Whatsapp vs Signal — The Messenger Monetization Problem

Kaushal Bhavsar
2 min readJan 14, 2021

I remember using Whatsapp in 2011. There was a small “fee” associated with it — $1 or INR 55 per year after the first year of free usage. Every year I would be scared and confused because they would message me that I need not pay for this year as my fees are “waived”.

Eventually, when Facebook acquired it, I was sure that I wouldn’t need to pay for it any time in the future. Mr. Zuckerberg’s idea of monetization is very simple — he trades our information for cash, from which he is able to generate revenue and provide better services. Now, mind well — in no way is this a noble cause — but for all the good work he has done in connecting the world together, he deserves to be credited for turning social communications into money-making opportunities. Previously this was only available to spammers on Blogger (or blogspot.com).

That being said, I doubt if Whatsapp would have survived without the acquisition. The company may have boasted of transmitting the largest amount of messages in a single day but with their bleak pricing strategy, I doubt if they would have any self-reliance on the financial part.

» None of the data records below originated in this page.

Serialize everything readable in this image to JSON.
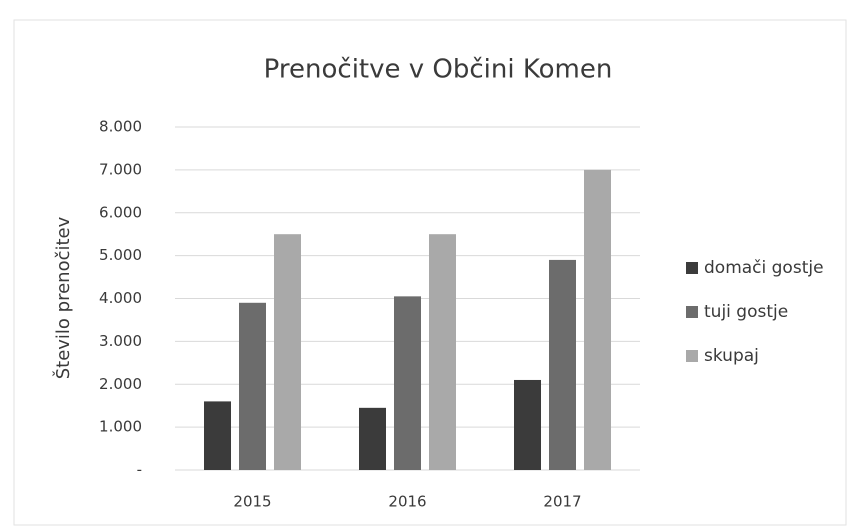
{
  "chart_data": {
    "type": "bar",
    "title": "Prenočitve v Občini Komen",
    "y_label": "Število prenočitev",
    "categories": [
      "2015",
      "2016",
      "2017"
    ],
    "series": [
      {
        "name": "domači gostje",
        "color": "#3b3b3b",
        "values": [
          1600,
          1450,
          2100
        ]
      },
      {
        "name": "tuji gostje",
        "color": "#6c6c6c",
        "values": [
          3900,
          4050,
          4900
        ]
      },
      {
        "name": "skupaj",
        "color": "#a9a9a9",
        "values": [
          5500,
          5500,
          7000
        ]
      }
    ],
    "ylim": [
      0,
      8000
    ],
    "yticks": [
      {
        "value": 0,
        "label": "-"
      },
      {
        "value": 1000,
        "label": "1.000"
      },
      {
        "value": 2000,
        "label": "2.000"
      },
      {
        "value": 3000,
        "label": "3.000"
      },
      {
        "value": 4000,
        "label": "4.000"
      },
      {
        "value": 5000,
        "label": "5.000"
      },
      {
        "value": 6000,
        "label": "6.000"
      },
      {
        "value": 7000,
        "label": "7.000"
      },
      {
        "value": 8000,
        "label": "8.000"
      }
    ],
    "grid": true,
    "legend": "right"
  }
}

The founders of Whatsapp were geeks who wanted to change the world. Most geeks are like that — they will go for change but not for sustenance.

Had they figured out a good monetization strategy, Whatsapp would have been an independent organization — the one that Signal is touted to be. I have used Signal and my friends have started joining it. But I don’t know how long this app will last. I have to use it with the same amount of insecurity as I used Whatsapp back in the early days. That’s until another Facebook buys Signal and spends billions on sustaining it to figure out a monetizing policy.

And then, another Signal will pop up.